Number 10: Boxing Room's Dirty Rice

SFoodie's countdown of our favorite 50 things to eat and drink, 2012 edition

Boxing Room's chef, Justin Simoneaux, brings a California sensibility to traditional Cajun dishes — fried oyster salad with arugula and fennel, gulf flounder with tasso and green garlic — but for his dirty rice, he adheres strictly to his mother's recipe. 

Simoneaux grinds up pork, chicken gizzards, and livers, then cooks them down for so long the meat sticks to the pan before adding in onion, green pepper, and celery to saute, which is pretty much the opposite of classic French technique. “You've got to break all the rules when you cook Cajun food,” he says. When the aromatics have sweated out their juices, in go the rice, herbs, spices, and stock. Then it cooks on the stove until the grains are fluffy, brown, and saturated with flavor.

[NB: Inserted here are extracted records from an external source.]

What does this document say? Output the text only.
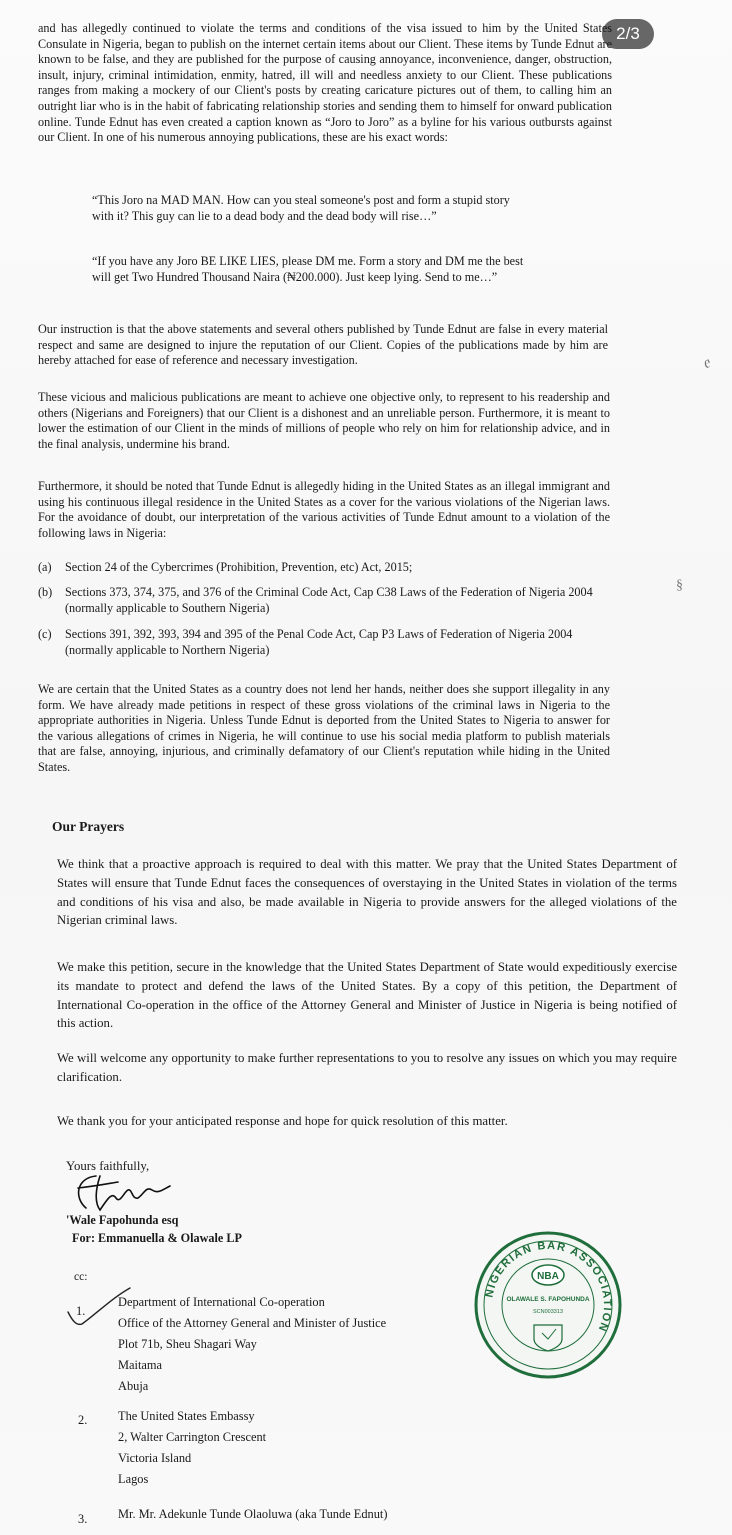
2/3

and has allegedly continued to violate the terms and conditions of the visa issued to him by the United States Consulate in Nigeria, began to publish on the internet certain items about our Client. These items by Tunde Ednut are known to be false, and they are published for the purpose of causing annoyance, inconvenience, danger, obstruction, insult, injury, criminal intimidation, enmity, hatred, ill will and needless anxiety to our Client. These publications ranges from making a mockery of our Client's posts by creating caricature pictures out of them, to calling him an outright liar who is in the habit of fabricating relationship stories and sending them to himself for onward publication online. Tunde Ednut has even created a caption known as “Joro to Joro” as a byline for his various outbursts against our Client. In one of his numerous annoying publications, these are his exact words:

“This Joro na MAD MAN. How can you steal someone's post and form a stupid story with it? This guy can lie to a dead body and the dead body will rise…”

“If you have any Joro BE LIKE LIES, please DM me. Form a story and DM me the best will get Two Hundred Thousand Naira (₦200.000). Just keep lying. Send to me…”

Our instruction is that the above statements and several others published by Tunde Ednut are false in every material respect and same are designed to injure the reputation of our Client. Copies of the publications made by him are hereby attached for ease of reference and necessary investigation.

These vicious and malicious publications are meant to achieve one objective only, to represent to his readership and others (Nigerians and Foreigners) that our Client is a dishonest and an unreliable person. Furthermore, it is meant to lower the estimation of our Client in the minds of millions of people who rely on him for relationship advice, and in the final analysis, undermine his brand.

Furthermore, it should be noted that Tunde Ednut is allegedly hiding in the United States as an illegal immigrant and using his continuous illegal residence in the United States as a cover for the various violations of the Nigerian laws. For the avoidance of doubt, our interpretation of the various activities of Tunde Ednut amount to a violation of the following laws in Nigeria:

(a)	Section 24 of the Cybercrimes (Prohibition, Prevention, etc) Act, 2015;
(b)	Sections 373, 374, 375, and 376 of the Criminal Code Act, Cap C38 Laws of the Federation of Nigeria 2004 (normally applicable to Southern Nigeria)
(c)	Sections 391, 392, 393, 394 and 395 of the Penal Code Act, Cap P3 Laws of Federation of Nigeria 2004 (normally applicable to Northern Nigeria)

We are certain that the United States as a country does not lend her hands, neither does she support illegality in any form. We have already made petitions in respect of these gross violations of the criminal laws in Nigeria to the appropriate authorities in Nigeria. Unless Tunde Ednut is deported from the United States to Nigeria to answer for the various allegations of crimes in Nigeria, he will continue to use his social media platform to publish materials that are false, annoying, injurious, and criminally defamatory of our Client's reputation while hiding in the United States.

Our Prayers

We think that a proactive approach is required to deal with this matter. We pray that the United States Department of States will ensure that Tunde Ednut faces the consequences of overstaying in the United States in violation of the terms and conditions of his visa and also, be made available in Nigeria to provide answers for the alleged violations of the Nigerian criminal laws.

We make this petition, secure in the knowledge that the United States Department of State would expeditiously exercise its mandate to protect and defend the laws of the United States. By a copy of this petition, the Department of International Co-operation in the office of the Attorney General and Minister of Justice in Nigeria is being notified of this action.

We will welcome any opportunity to make further representations to you to resolve any issues on which you may require clarification.

We thank you for your anticipated response and hope for quick resolution of this matter.

Yours faithfully,
'Wale Fapohunda esq
For: Emmanuella & Olawale LP
cc:
1.
Department of International Co-operation
Office of the Attorney General and Minister of Justice
Plot 71b, Sheu Shagari Way
Maitama
Abuja
2. The United States Embassy
2, Walter Carrington Crescent
Victoria Island
Lagos
3. Mr. Mr. Adekunle Tunde Olaoluwa (aka Tunde Ednut)
NIGERIAN BAR ASSOCIATION
NBA
OLAWALE S. FAPOHUNDA
SCN003313
𝔢
§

There are dozens of versions of dirty rice around the Bay Area, at dozens of middling New Orleans restaurants, and none of them are as good as Simoneaux's. His dirty rice resembles an American biryani, a conflagration of seasonings — a mélée between the caramelized meats and the thyme and garlic, the celery kicking up from the floor, green pepper and chile powder shouldering in to the brawl from the sides. In Indian and Pakistan, biryani is a feast-day dish; at Boxing Room, it's a $6 side.